Il se passe un truc sur TikTok : des influenceurs prennent la parole pour encourager les parisiens à aller votre contre l'interdiction des trottinettes électriques ce 2 avril. Bien sûr, vous voyez où je veux en venir. pic.twitter.com/nO5UVOzmgJ
— vincent d'internet (@vincentmnv) March 29, 2023
Une pratique de «partenariats rémunérés» que ne réfutent pas du tout les opérateurs concernés. Pour Erwann Le Page, le directeur Europe des affaires publiques de Tier, ce n'est pas la forme qu'il faut retenir mais bien le fond. «L'important, c'est le message qu'il y a derrière. Pourquoi faut-il aller voter ? Parce qu'il y a un vrai enjeu environnemental», affirme celui qui est convaincu que les trottinettes électriques sont un outil de mobilité durable qu'il faut maintenir à Paris.
«Aujourd'hui, oui, on travaille avec des influenceurs pour disséminer ces messages», assume-t-il, expliquant utiliser de nombreux autres moyens de communication pour inciter les usagers à aller voter dimanche. «On est concentré à 200 % sur cette campagne, il y a un site en ligne [Trottinons mieux, ndlr], des personnes qui tractent sur le terrain mais aussi un kit de campagne distribué à nos ambassadeurs», énumère-t-il.
Même discours chez son concurrent Lime, où on assume complètement d'avoir «travaillé avec différentes personnes dans le cadre d'une campagne plus large». «On a utilisé tous les canaux de communication existants pour informer le plus de monde possible», assure Hannah Landau, la responsable communication Europe de Lime, évoquant elle aussi le site «Trottinons mieux».
Une pratique qui n'a pas plu à David Belliard, l'adjoint à la mairie de Paris chargé des mobilités, qui a évoqué ces entreprises privées qui «cherchent discrètement à influencer le résultat d'un vote». «Après l'achat de votes, l'achat d'influenceurs TikTok», a-t-il encore lancé, s'interrogeant sur «cet argent dépensé pour sauver le business des trottinettes».
De polémique en polémique
Une polémique qui n'en est pas une selon eux, alors que leur avenir à Paris dépend du résultat de cette «votation citoyenne» complètement inédite, et qui – comme le dénoncent les 3 opérateurs depuis plusieurs semaines – ne sera pas accessible à distance, ni sur Internet, ni par procuration. L'enjeu de réussir à faire se déplacer leurs utilisateurs est d'autant plus important pour eux que Paris, où ils ont déployé 5.000 trottinettes chacun, représente leur plus gros marché.

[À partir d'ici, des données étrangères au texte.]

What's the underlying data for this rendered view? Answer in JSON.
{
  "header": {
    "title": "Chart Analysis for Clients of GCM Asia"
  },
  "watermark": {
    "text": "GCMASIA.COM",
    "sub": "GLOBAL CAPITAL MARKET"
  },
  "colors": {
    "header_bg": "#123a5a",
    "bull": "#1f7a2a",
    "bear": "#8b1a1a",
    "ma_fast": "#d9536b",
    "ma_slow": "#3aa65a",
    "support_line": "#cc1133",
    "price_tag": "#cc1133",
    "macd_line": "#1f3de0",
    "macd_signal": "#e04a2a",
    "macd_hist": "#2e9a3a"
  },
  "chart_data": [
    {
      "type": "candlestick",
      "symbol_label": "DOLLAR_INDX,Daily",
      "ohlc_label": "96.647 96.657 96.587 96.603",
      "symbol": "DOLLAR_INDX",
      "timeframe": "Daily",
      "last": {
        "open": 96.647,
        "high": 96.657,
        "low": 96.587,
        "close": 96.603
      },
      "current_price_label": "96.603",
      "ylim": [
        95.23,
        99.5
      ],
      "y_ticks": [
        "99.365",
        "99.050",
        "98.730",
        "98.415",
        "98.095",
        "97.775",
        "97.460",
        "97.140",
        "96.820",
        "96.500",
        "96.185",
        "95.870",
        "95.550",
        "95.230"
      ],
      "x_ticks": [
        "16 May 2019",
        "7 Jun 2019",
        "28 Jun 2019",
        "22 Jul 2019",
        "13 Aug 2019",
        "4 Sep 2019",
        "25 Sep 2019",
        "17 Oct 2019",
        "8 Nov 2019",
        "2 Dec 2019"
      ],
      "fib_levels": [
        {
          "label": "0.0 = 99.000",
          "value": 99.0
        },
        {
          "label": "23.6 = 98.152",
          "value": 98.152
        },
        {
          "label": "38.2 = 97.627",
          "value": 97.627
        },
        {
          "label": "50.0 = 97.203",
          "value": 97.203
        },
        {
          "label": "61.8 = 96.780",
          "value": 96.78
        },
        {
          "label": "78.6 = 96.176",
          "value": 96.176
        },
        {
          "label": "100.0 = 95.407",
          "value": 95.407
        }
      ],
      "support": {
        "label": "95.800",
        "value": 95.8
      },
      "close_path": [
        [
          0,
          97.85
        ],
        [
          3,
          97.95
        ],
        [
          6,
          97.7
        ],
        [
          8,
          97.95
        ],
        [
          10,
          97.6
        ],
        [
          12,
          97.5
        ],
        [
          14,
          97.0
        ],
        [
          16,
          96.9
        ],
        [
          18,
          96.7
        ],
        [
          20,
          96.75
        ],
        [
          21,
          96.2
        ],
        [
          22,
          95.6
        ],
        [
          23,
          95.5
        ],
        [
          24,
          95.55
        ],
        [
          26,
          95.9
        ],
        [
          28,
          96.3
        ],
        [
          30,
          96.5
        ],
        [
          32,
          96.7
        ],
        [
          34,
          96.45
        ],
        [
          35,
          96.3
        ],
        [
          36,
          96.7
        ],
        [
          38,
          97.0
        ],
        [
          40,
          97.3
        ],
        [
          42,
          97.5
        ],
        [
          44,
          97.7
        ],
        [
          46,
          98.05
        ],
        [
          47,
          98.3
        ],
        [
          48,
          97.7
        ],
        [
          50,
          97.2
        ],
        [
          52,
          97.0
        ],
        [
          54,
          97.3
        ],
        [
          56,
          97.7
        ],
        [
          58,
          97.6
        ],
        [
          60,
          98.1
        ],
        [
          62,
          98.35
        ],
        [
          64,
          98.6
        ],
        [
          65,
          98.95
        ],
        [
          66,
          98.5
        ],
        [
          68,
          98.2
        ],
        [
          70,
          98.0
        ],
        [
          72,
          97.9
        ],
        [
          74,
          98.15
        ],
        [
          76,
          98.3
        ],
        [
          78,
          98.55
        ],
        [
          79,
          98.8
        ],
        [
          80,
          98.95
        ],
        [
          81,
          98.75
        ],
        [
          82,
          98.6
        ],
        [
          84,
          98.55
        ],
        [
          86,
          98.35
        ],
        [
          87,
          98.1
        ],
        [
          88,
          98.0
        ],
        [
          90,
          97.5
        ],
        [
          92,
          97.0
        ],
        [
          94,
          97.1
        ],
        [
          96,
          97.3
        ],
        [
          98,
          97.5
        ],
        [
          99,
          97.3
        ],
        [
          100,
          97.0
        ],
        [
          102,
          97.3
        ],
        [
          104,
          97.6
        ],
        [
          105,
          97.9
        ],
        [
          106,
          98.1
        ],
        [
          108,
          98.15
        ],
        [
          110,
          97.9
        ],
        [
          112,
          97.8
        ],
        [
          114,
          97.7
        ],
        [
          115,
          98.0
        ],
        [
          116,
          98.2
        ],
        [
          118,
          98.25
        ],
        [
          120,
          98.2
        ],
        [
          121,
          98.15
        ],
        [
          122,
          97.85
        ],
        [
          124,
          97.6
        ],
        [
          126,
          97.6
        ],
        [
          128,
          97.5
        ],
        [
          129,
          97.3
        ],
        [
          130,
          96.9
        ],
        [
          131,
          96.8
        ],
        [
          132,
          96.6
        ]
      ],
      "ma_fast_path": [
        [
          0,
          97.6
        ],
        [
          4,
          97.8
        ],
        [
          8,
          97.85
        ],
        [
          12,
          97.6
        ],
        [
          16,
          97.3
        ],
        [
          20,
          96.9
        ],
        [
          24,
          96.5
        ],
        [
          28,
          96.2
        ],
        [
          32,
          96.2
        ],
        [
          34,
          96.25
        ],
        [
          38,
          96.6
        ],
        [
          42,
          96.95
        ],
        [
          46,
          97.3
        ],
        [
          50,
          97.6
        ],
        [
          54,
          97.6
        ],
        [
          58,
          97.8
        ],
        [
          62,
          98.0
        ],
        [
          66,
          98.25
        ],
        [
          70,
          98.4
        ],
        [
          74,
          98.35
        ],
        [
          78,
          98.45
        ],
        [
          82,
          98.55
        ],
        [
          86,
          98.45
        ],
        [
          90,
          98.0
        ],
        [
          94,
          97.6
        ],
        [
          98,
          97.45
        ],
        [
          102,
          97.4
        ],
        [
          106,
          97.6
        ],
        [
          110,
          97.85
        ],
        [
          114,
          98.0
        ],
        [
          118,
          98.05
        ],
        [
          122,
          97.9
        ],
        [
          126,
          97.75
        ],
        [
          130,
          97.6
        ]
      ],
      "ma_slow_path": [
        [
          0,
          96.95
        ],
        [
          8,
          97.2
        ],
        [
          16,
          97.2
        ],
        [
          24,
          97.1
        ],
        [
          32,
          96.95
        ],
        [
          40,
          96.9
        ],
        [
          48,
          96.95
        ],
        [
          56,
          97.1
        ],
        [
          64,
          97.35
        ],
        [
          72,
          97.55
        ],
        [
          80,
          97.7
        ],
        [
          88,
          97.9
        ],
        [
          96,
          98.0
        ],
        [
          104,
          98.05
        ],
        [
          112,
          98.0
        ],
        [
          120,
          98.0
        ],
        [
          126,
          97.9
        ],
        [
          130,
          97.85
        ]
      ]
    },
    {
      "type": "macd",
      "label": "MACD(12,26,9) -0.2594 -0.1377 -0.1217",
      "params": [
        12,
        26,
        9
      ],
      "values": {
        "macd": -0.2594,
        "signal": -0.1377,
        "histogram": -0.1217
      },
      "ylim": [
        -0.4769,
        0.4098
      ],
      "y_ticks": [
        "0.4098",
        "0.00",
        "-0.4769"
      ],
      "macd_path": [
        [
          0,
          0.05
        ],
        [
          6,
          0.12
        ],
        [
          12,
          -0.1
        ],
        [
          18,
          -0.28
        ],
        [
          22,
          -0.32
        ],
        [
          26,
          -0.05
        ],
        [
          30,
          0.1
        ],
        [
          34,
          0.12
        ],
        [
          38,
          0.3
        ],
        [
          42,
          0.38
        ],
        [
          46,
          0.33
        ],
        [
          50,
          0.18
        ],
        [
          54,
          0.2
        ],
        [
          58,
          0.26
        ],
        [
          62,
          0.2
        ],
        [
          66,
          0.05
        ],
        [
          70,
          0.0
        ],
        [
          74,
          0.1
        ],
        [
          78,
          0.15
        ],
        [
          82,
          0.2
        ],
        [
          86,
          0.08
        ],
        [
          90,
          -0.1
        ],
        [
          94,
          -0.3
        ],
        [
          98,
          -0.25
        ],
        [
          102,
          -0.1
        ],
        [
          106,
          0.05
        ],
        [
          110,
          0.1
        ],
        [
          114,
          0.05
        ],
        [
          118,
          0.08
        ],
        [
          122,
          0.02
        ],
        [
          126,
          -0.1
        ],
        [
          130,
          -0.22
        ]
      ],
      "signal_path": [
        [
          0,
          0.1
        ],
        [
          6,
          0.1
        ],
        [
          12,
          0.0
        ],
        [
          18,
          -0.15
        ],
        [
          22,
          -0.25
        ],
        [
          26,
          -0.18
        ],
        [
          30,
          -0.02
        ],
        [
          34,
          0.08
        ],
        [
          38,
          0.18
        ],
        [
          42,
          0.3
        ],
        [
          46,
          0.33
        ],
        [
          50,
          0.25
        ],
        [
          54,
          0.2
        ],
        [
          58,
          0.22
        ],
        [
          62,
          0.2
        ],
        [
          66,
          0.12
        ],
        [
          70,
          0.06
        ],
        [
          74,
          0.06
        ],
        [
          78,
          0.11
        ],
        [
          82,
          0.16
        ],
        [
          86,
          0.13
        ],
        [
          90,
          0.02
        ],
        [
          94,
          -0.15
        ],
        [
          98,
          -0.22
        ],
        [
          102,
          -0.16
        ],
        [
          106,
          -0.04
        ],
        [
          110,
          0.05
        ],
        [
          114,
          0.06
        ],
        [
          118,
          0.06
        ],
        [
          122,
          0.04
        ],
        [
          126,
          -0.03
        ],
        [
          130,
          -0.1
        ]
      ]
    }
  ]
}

D'ailleurs, ce n'est pas la première fois que l'on reproche aux opérateurs d'aller un peu loin pour pousser leur communauté à aller voter. Fin février déjà, Lime avait été accusé par la municipalité parisienne «d'acheter des électeurs», après que l'opérateur a envoyé un mail à tous ses usagers, les incitant à s'inscrire sur les listes électorales en l'échange de «dix minutes de ride gratuites».
Même chose un mois plus tard, fin mars, lorsque Lime avait à nouveau envoyé un mail à ses usagers avec pour objet «Minuit Porte de la Chapelle, à pied ou à trott ?». «Quoi de plus sécurisant que de filer en trottinette le soir, quand les rues sont vides et que ton imaginaire tente une reconstruction du dernier thriller regardé à 2h du mat' ?», avait écrit l'opérateur, laissant sous-entendre que ce quartier du 18e était dangereux la nuit. Un message «maladroit», avait cette fois concédé Lime.